A Note From the Editorial Director: Normally Tuesdays are devoted to Chris Rowe’s Technical Tuesday column. But today’s a special day. Marc Lichtenfeld just released his latest trading advisory, Dividend Multiplier. In today’s column, Marc celebrates by discussing a thorny problem facing income investors: the difficulty finding safe, high yields. If you’re an investor interested in dividend-paying stocks (and every investor should be), then today’s column is a must-read.
Marc also hints – just hints – at the ingenious solution he’s developed to this problem. He’s being modest. But I’ll just say it: If you are looking for a safe way to double, triple or even quadruple your annual dividend income, you need to click here.
- Andrew Snyder
Everyone wants yield today, and it’s getting harder and harder to find. As stock prices have risen, dividend yields have fallen. And not just for stocks but for many high-yield bonds as well.
Over the past two years, dividend stocks have climbed in line with the S&P 500, both up 43%, while higher-yielding dividend stocks are up 44%. Even high-yield bonds are up 20% since January 2012, making it harder to find attractive yields in that market as well.
So it’s no wonder that investors have flooded into high-yielding master limited partnerships (MLPs) like Buckeye Partners (NYSE: BPL, Stock Forum), up 45% in one year and yielding 6.1%; or real estate investment trusts (REITs) like Omega Healthcare Investors (NYSE: OHI, Stock Forum), up 37% in the past year and also yielding 6.1%.
Even regular dividend payers like Bristol-Myers Squibb (NYSE: BMY, Stock Forum), which a year ago yielded 4%, yields only 2.6% today (even after a dividend raise) thanks to the stock’s 63% rise in the past 12 months.
When readers email me asking my thoughts on various dividend stocks, rarely do I get questions about Pfizer Inc. (NYSE: PFE, Stock Forum), McDonalds Corp. (NYSE: MCD, Stock Forum) or Consolidated Edison Inc. (NYSE: ED, Stock Forum).
It’s usually about double-digit-yielding mortgage REITs and 8%+ yielding MLPs. In other words, the riskiest dividend payers in the market.
I’m very concerned that investors are overloading their portfolios with MLPs, REITs and other high yielders. Don’t get me wrong, I love MLPs and REITs and have several of them in the Oxford Income Letter portfolios.

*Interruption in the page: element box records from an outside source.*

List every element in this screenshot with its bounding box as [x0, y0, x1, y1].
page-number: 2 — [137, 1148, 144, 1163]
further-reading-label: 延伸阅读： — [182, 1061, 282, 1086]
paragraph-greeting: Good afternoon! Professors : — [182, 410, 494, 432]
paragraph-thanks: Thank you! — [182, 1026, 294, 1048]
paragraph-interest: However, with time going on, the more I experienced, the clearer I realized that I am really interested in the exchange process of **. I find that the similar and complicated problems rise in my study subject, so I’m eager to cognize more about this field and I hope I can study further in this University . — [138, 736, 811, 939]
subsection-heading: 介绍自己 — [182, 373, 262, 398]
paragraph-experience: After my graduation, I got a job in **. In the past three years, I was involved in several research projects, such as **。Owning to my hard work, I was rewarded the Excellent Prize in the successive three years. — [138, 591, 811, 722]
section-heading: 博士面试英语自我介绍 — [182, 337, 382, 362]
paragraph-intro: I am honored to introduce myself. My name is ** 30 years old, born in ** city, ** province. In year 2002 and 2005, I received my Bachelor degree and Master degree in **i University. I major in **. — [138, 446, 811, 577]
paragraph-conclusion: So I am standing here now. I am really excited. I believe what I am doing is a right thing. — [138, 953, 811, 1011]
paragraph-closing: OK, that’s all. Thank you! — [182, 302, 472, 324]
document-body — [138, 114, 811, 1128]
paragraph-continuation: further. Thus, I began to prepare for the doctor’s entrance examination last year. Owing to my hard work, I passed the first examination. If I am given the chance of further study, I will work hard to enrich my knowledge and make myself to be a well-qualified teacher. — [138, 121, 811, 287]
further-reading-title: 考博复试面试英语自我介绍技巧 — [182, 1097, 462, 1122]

But I don’t want investors getting too overweight in them.
Not Diversified
The vast majority of MLPs are in the energy sector. Now, I happen to believe that energy is going to be a strong performer for years to come. But if I’m wrong, or if there’s a hiccup in the sector, MLPs will take a hit. And although their yields are attractive, an investor shouldn’t see his or her portfolio suffer a major hit because one sector falls.
Same thing with REITs. These companies invest in real estate and there are some that are
well-positioned to take advantage of higher interest rates and inflation, while others are not. An investor in the wrong bunch of REITs could see his yields wiped out by a fall in their stock prices.
So what’s an investor who needs yield today to do? I see three choices:
- Take on more risk than is reasonable in order to obtain higher yields.
- Buy safe stocks whose yields won’t get you where you need to go.
- Find an alternative.
Currently, I’m excited about No. 3. I recently launched a strategy that enables investors to multiply their dividends, earning annualized yields of 20% or more.
It involves safe stocks and is one of the most conservative strategies there is.
You can learn more about it by clicking this link.
Regardless of whether you use my dividend-multiplier strategy, be sure you’re not taking on too much risk in order to get the yield you want.
It’s better to have a little less income today than a lot less capital tomorrow. There will always be opportunities in the market, so be sure you don’t miss out on them because you’ve lost money taking on too much risk.